The great thing about giving birth is that, its all over. and then you sit there and know that you are a heck of a lot stronger than you thought you were 24 hours ago. Because if anyone had told you how hard it would be, you would have freaked out. But When you do it, and come through it, you suddenly know that you can do anything. (except maybe become an olympic figure skater. You can alway dream though) And you hold a little bundle in your hands (if your hands are functional at this point) and kiss that little face, and know something of true love, and deep sincerity, and wonder what God thought, when he first made adam.

Saturday, February 27, 2010

I used to blog...

There was a time in my life when i blogged. I vaguely remember it. I used to write what i was thinking, how i was doing, who i was becoming. Then i met facebook. And Now Instead of saying what i think, or how i feel, or where i am at, I spend my time commenting on other people's one line lifes. Usually with a bit of sarcasm. Sadly. I like my relationship with facebook. But I don't think I really want to be seeing facebook exclusively so to speak. I have seen a few different people's blogs lately, and they have made me want to start using words and sentences again. So here i come, world.

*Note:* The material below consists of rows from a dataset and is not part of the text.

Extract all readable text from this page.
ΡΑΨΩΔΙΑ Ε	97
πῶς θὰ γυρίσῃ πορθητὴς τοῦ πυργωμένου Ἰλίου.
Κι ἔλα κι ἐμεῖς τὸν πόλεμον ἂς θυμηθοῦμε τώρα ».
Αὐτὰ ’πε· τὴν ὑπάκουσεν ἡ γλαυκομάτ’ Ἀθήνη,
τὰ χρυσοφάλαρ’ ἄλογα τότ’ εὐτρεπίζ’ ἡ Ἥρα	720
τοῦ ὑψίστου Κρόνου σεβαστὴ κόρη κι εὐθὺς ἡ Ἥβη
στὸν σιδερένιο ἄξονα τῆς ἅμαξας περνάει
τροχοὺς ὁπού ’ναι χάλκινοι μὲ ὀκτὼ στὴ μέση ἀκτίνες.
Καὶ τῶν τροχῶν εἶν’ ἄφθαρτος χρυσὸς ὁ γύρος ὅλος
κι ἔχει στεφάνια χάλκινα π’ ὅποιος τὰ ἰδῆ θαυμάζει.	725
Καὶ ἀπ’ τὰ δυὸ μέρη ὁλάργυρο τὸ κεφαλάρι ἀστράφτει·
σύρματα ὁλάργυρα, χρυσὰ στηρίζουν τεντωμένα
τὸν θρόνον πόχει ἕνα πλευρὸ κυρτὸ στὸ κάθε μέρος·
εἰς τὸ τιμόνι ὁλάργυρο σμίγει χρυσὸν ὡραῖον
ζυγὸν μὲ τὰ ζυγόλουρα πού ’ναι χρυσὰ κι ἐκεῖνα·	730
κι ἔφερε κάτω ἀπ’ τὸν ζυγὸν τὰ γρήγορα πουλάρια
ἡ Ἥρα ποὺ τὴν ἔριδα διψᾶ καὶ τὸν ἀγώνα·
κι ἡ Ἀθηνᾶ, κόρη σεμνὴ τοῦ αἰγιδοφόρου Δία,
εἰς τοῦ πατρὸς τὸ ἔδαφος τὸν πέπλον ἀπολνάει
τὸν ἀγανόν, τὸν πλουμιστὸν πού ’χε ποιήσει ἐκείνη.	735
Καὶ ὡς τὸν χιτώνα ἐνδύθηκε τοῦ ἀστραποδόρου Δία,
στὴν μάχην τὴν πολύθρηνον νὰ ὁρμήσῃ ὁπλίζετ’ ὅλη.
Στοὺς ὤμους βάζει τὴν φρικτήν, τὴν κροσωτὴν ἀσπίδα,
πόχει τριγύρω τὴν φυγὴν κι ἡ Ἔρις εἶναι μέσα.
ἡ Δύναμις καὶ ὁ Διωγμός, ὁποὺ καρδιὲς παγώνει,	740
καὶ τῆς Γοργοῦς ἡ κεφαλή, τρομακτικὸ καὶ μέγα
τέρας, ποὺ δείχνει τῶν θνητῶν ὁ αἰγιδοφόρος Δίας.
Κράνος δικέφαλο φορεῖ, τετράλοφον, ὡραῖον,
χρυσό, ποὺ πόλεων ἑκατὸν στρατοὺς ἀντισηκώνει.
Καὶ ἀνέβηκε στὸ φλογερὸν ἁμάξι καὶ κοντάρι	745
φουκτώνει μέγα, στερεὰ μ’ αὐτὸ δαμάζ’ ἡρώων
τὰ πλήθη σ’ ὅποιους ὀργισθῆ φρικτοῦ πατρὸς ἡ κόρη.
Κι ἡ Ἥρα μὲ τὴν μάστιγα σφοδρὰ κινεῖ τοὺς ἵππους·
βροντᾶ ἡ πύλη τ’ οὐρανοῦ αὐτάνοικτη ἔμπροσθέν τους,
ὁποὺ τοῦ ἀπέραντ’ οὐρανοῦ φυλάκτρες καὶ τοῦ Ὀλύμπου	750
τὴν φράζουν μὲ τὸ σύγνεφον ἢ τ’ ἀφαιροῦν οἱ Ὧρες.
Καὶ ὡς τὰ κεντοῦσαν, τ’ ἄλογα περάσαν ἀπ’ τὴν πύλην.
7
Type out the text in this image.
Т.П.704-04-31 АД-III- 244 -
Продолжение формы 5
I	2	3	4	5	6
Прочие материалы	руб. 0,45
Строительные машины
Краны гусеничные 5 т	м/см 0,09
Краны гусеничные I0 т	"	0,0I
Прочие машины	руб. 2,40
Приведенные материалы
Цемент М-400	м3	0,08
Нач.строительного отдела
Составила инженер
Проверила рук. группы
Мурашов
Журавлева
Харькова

Maybe there is a reason I don't write as much now. It might have something to do with the fact that, addison likes to be on the right side of the computer, pushing the power button about every 15 seconds. Or it could have to do with her liking to be on the left side, hitting the cap lock. It might have something to do with all of my energy being used to make a baby, wash dishes, workout, or abstain from delicious sugary substances. You never know.
I love to write. I think that words are beautiful. I love to write more than i love to talk, sometimes i love it more than i even love to read. I definately love it more than talking on the phone. I would rather lose my phone. Not that i ever do it on purpose. but maybe i will sometime.

I have very limited intelligence as i write this. My eyelids are barely open. The only reason I am NOT taking a nap is because Addison is trying to fall asleep in my room. Her room is currently being used as a work shop. So as soon as she is asleep, I will take a nap, but until then, i am trying to keep my eyelids open and stay awake. This happens quite often, me, trying to stay awake, but not succeeding in my idea of the true definition of "awake." (which is defined by oxford, simply as this "not asleep") Perhaps this lack of mental awareness, or being fully awake, and 100% NOT sleeping, perhaps this is why I haven't been writing anything. Because mindlessly commenting on other people's lives is so much easier than talking about your own.